Mr. Stournaras reiterated his assessment that, in the coming years, the Greek economy is expected to record higher growth rates compared to the euro area. This development is particularly important, he said, as it reinforces the process of convergence of Greece's real GDP per capita towards the average levels of the European Union (EU), a process that was interrupted during the sovereign debt crisis.
The main drivers of economic activity will continue to be investment spending, thanks to the contribution of European funds, in particular the Recovery and Resilience Facility (RRF), and private consumption, due to the increase in real disposable income as a result of rising employment and falling inflation.
Given the problems associated with an ageing population, under-generation and low labour force participation, Stournaras said that the role of investment in physical and human capital is becoming crucial for the future course of the economy in both the short and long term. In the short term, investment spending boosts demand and the growth rate. In the long run, they increase the capital stock of the economy and accelerate the growth rate of potential output.
Investment expenditure can contribute to economic growth, whether it involves improvements in infrastructure, education, and health, or investment in productive equipment and machinery, as well as in intangible assets and cutting-edge technologies. As a result of an increase in the stock of physical and human capital, labour productivity is improved and a sustainable increase in real wages and living standards of workers is made possible.
However, the persistently low level of productive capital accumulation is a major obstacle to productivity growth and convergence with the EU average. In particular, since the sovereign debt crisis, investment in Greece as a share of GDP has diverged significantly from the EU average. According to the European Commission, investment in real terms in 2022 was around 50% lower than in 2008. The investment-to-GDP ratio, which hovered around 24% before 2008 (i.e. at a level comparable to the EU average), collapsed during the crisis and averaged 11.9% in 2010–2020. It is noted that a recent IMF study estimates that the investment gap in Greece, according to some measurements, reached up to 8% of GDP in 2019. According to the study, the factors that have had an inhibiting effect on investment include, in the case of business investment, structural barriers, and, in the case of household investment, developments in the business cycle and incomes.
Investment as a share of GDP has increased in recent years as a result of strong investment growth in 2021–2022. Business investment has fully recovered and has returned to pre-2010 levels, while residential investment is low but is nevertheless growing rapidly due to strong demand from domestic investors as well as from EU and non-EU investors under the Golden Visa programme. However, investment as a percentage of GDP remains below the EU average (14.3%, compared to 22.0% in the EU in 2023).
It should be noted, however, that the investment gap is not unique to the Greek economy.
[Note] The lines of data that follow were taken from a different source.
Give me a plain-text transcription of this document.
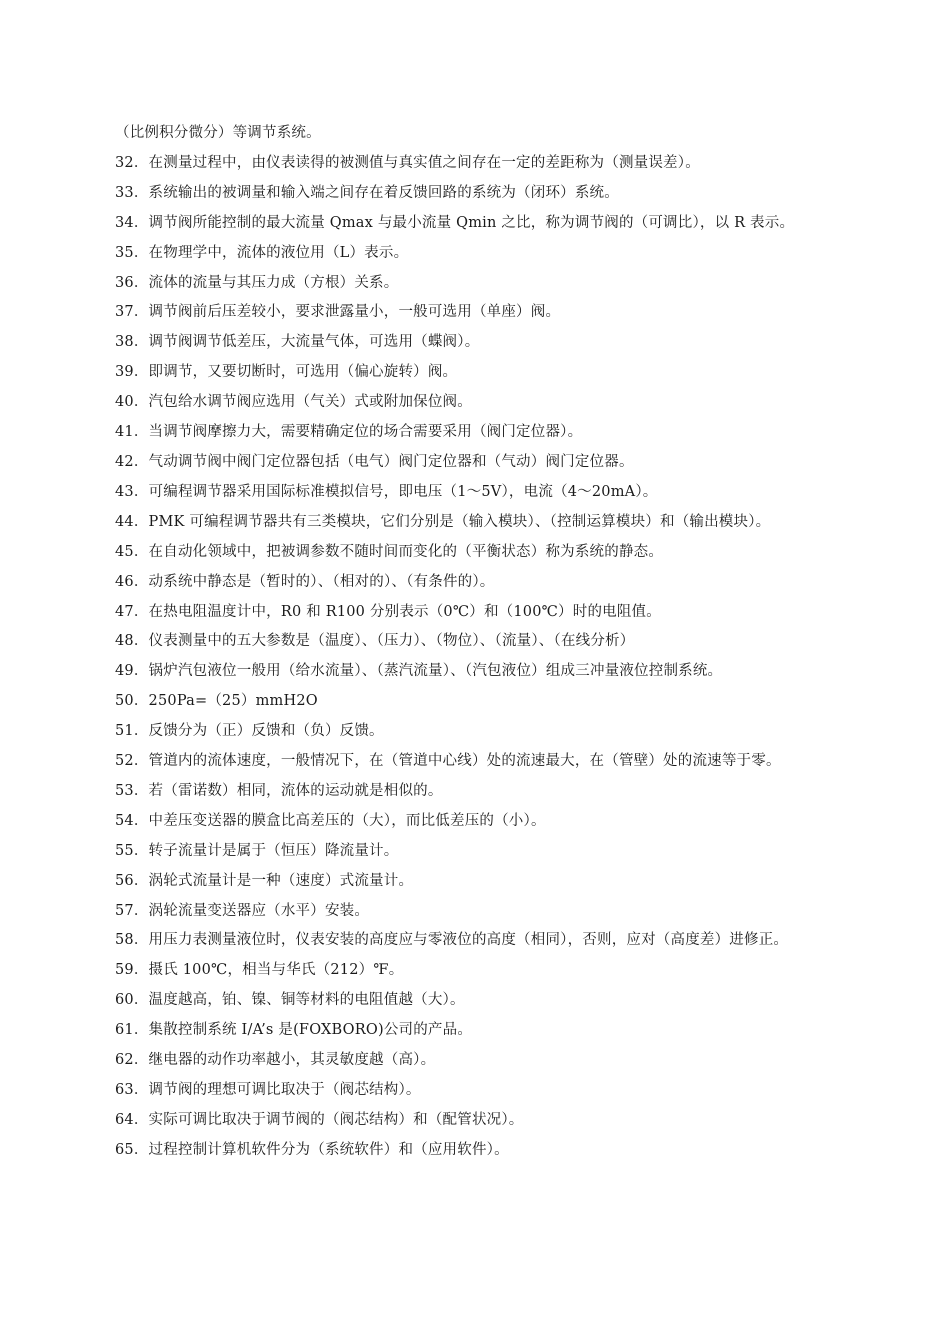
（比例积分微分）等调节系统。
32．在测量过程中，由仪表读得的被测值与真实值之间存在一定的差距称为（测量误差）。
33．系统输出的被调量和输入端之间存在着反馈回路的系统为（闭环）系统。
34．调节阀所能控制的最大流量 Qmax 与最小流量 Qmin 之比，称为调节阀的（可调比），以 R 表示。
35．在物理学中，流体的液位用（L）表示。
36．流体的流量与其压力成（方根）关系。
37．调节阀前后压差较小，要求泄露量小，一般可选用（单座）阀。
38．调节阀调节低差压，大流量气体，可选用（蝶阀）。
39．即调节，又要切断时，可选用（偏心旋转）阀。
40．汽包给水调节阀应选用（气关）式或附加保位阀。
41．当调节阀摩擦力大，需要精确定位的场合需要采用（阀门定位器）。
42．气动调节阀中阀门定位器包括（电气）阀门定位器和（气动）阀门定位器。
43．可编程调节器采用国际标准模拟信号，即电压（1～5V），电流（4～20mA）。
44．PMK 可编程调节器共有三类模块，它们分别是（输入模块）、（控制运算模块）和（输出模块）。
45．在自动化领域中，把被调参数不随时间而变化的（平衡状态）称为系统的静态。
46．动系统中静态是（暂时的）、（相对的）、（有条件的）。
47．在热电阻温度计中，R0 和 R100 分别表示（0℃）和（100℃）时的电阻值。
48．仪表测量中的五大参数是（温度）、（压力）、（物位）、（流量）、（在线分析）
49．锅炉汽包液位一般用（给水流量）、（蒸汽流量）、（汽包液位）组成三冲量液位控制系统。
50．250Pa=（25）mmH2O
51．反馈分为（正）反馈和（负）反馈。
52．管道内的流体速度，一般情况下，在（管道中心线）处的流速最大，在（管壁）处的流速等于零。
53．若（雷诺数）相同，流体的运动就是相似的。
54．中差压变送器的膜盒比高差压的（大），而比低差压的（小）。
55．转子流量计是属于（恒压）降流量计。
56．涡轮式流量计是一种（速度）式流量计。
57．涡轮流量变送器应（水平）安装。
58．用压力表测量液位时，仪表安装的高度应与零液位的高度（相同），否则，应对（高度差）进修正。
59．摄氏 100℃，相当与华氏（212）℉。
60．温度越高，铂、镍、铜等材料的电阻值越（大）。
61．集散控制系统 I/A’s 是(FOXBORO)公司的产品。
62．继电器的动作功率越小，其灵敏度越（高）。
63．调节阀的理想可调比取决于（阀芯结构）。
64．实际可调比取决于调节阀的（阀芯结构）和（配管状况）。
65．过程控制计算机软件分为（系统软件）和（应用软件）。
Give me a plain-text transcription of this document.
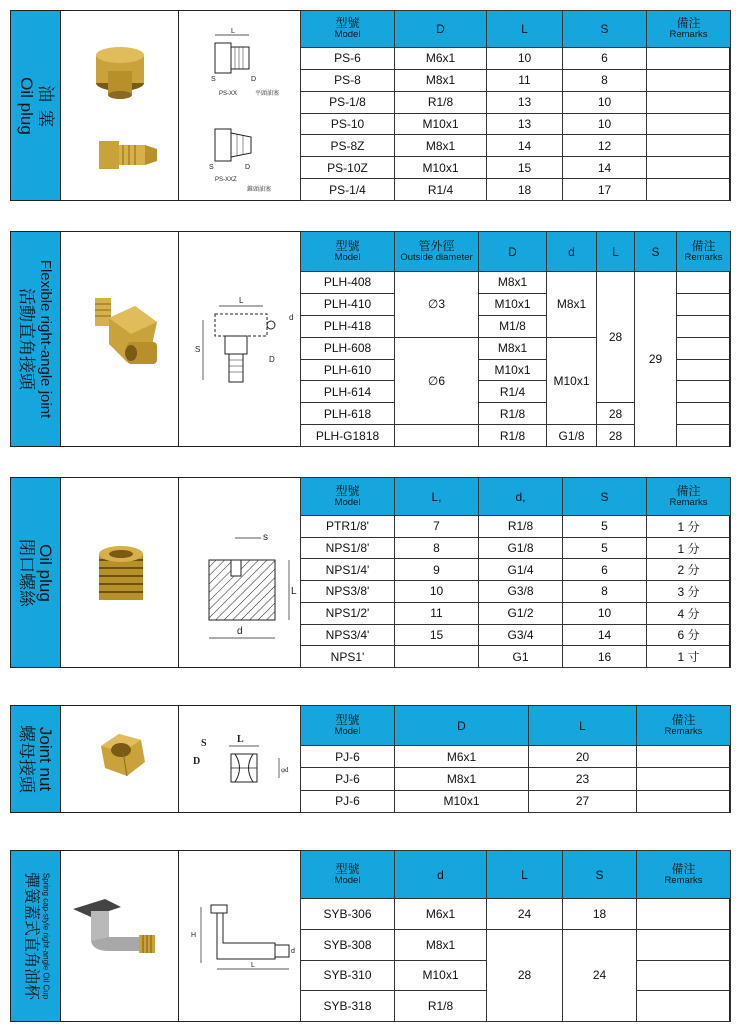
油塞
Oil plug
L
S	D
PS-XX	平頭油塞
S	D
PS-XXZ
錐頭油塞
型號
Model	D	L	S	備注
Remarks

PS-6	M6x1	10	6	
PS-8	M8x1	11	8	
PS-1/8	R1/8	13	10	
PS-10	M10x1	13	10	
PS-8Z	M8x1	14	12	
PS-10Z	M10x1	15	14	
PS-1/4	R1/4	18	17	
Flexible right-angle joint
活動直角接頭
L
d
S
D
型號
Model	管外徑
Outside diameter	D	d	L	S	備注
Remarks

PLH-408	∅3	M8x1	M8x1	28	29	
PLH-410		M10x1				
PLH-418		M1/8				
PLH-608	∅6	M8x1	M10x1			
PLH-610		M10x1				
PLH-614		R1/4				
PLH-618		R1/8		28		
PLH-G1818		R1/8	G1/8	28		
Oil plug
閉口螺絲
s
L
d
型號
Model	L,	d,	S	備注
Remarks

PTR1/8'	7	R1/8	5	1 分
NPS1/8'	8	G1/8	5	1 分
NPS1/4'	9	G1/4	6	2 分
NPS3/8'	10	G3/8	8	3 分
NPS1/2'	11	G1/2	10	4 分
NPS3/4'	15	G3/4	14	6 分
NPS1'		G1	16	1 寸
Joint nut
螺母接頭
S	L
D
φd
型號
Model	D	L	備注
Remarks

PJ-6	M6x1	20	
PJ-6	M8x1	23	
PJ-6	M10x1	27	
Spring cap-style right-angle Oil Cup
彈簧蓋式直角油杯
H
d
L
型號
Model	d	L	S	備注
Remarks

SYB-306	M6x1	24	18	
SYB-308	M8x1	28	24	
SYB-310	M10x1			
SYB-318	R1/8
The EU as a whole also has an investment gap compared to the US. According to a recent EIB study, the EU's investment gap compared to the US is attributed, inter alia, to product dynamics, high cost of capital, financial constraints, the debt burden on businesses and uncertainty. In particular, there is a large gap in investment in information and communication equipment (especially in the services sector) and intellectual property products. In the case of Greece, the gap in productive investment compared to the US is the largest in the EU.